POST /my_vector_index/_search
{
"size": 5,
"query": {
"K-NN": {
"my_vector": {
"vector": [0.1, 0.2, ... , 0.128],
"k": 5
}
}
}
}
Use Cases and Applications
Let’s cover a few end-to-end applications that could make use of Opensearch’s K-NN capabilities.
-
Customer Support Chatbot: Vector search is often used to find semantically similar texts. A chatbot service might use a machine-learning model to embed an incoming query (e.g. “How can I reset my password?”) into a vector and then use K-NN vector search to find similar queries in the knowledge base, such as “I forgot my password, how do I reset it?”. The chatbot can use this information to provide the user a more helpful response based on these similar queries.
-
E-commerce Platform: K-NN vector search can enhance recommendation systems by finding items similar to a user’s preferences based on vector representations. For example, a user who buys a book from an online store might be recommended other books by the same author, books from the same genre, or even books that other users with similar preferences have bought. In this example, the vector representation of a book may include attributes like author, genre, ratings, and keywords from reviews.
-
Fashion Retailer: By converting images into vectors using deep learning models, K-NN vector search can be used to retrieve visually similar images from a database. A user may upload a photo of a red dress. The system processes the image to create a vector representing the dress’s visual features. Using K-NN vector search, the platform retrieves and displays similar dresses in various shades of red, with similar cuts and designs, helping the user find exactly what they’re looking for.
Challenges and Considerations using K-NN with OpenSearch
1. Vector Dimensionality High-dimensional vectors can lead to increased computational complexity. It’s important to balance vector dimensions with performance requirements. Luckily, OpenSearch has multiple K-NN methods with their own performance characteristics. While each method aims to return vectors with the minimal distance to an incoming vector, some can be tuned to prioritize memory use, response time or accuracy.
2. Data Normalization Ensuring that data is normalized and consistent is crucial for the accuracy of K-NN search results.

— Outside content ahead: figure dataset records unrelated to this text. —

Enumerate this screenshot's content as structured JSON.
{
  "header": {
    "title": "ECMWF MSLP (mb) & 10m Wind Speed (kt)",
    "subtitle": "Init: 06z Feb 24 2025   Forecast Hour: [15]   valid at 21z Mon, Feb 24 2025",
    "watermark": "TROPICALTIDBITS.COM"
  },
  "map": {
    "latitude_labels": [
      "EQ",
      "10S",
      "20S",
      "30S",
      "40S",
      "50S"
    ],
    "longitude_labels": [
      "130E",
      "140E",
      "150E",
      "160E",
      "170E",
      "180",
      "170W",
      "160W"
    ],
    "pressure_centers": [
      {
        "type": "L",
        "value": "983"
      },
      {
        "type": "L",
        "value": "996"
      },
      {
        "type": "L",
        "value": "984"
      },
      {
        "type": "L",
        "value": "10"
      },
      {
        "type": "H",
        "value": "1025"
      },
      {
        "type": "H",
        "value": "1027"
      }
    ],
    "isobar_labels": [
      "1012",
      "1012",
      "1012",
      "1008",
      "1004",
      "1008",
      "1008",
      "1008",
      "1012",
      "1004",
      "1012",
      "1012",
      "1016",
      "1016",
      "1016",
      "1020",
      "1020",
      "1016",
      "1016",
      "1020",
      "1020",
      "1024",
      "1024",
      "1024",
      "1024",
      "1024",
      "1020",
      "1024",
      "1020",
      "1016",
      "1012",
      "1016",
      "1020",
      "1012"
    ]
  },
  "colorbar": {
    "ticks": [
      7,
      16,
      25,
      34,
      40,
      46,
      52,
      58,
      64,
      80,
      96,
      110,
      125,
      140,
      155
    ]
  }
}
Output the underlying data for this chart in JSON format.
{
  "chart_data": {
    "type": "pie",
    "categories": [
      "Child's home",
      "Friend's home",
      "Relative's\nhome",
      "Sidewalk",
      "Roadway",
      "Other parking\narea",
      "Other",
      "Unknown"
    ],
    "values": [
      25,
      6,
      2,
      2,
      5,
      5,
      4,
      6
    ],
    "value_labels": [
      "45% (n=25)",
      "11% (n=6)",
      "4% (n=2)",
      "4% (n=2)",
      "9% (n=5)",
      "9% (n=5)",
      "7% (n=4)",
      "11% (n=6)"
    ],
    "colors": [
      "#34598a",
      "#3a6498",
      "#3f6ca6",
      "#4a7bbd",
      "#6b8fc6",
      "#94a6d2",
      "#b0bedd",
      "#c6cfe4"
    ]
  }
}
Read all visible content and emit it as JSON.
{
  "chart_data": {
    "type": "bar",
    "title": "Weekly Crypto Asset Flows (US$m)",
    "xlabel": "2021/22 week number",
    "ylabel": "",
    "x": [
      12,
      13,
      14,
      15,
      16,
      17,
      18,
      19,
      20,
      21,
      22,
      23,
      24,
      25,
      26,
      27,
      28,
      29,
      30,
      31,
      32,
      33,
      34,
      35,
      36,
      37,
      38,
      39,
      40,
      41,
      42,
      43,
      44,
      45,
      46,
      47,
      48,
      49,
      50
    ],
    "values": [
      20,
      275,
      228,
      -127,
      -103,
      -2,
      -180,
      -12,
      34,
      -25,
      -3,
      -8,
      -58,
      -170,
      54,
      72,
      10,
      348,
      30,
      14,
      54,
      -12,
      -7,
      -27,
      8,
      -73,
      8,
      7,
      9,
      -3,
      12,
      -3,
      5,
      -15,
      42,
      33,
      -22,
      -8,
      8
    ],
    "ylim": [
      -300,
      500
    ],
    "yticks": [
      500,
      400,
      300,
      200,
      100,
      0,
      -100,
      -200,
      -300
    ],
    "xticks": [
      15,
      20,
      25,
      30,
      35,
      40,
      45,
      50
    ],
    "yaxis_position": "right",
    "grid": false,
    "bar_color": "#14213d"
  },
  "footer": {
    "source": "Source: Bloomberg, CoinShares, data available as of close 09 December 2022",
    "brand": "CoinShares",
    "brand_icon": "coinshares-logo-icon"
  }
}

3. Performance Tuning Optimizing OpenSearch settings and hardware resources is essential for handling large-scale vector searches efficiently. See this article for more details on performance tuning.
Conclusion
K-NN vector search opens up new possibilities for delivering highly relevant search results across various domains. By leveraging OpenSearch’s powerful capabilities, developers can implement advanced search functionalities with relative ease. Whether it’s for recommendation systems, image retrieval, or NLP applications, K-NN vector search with OpenSearch is a valuable tool in the search technology landscape.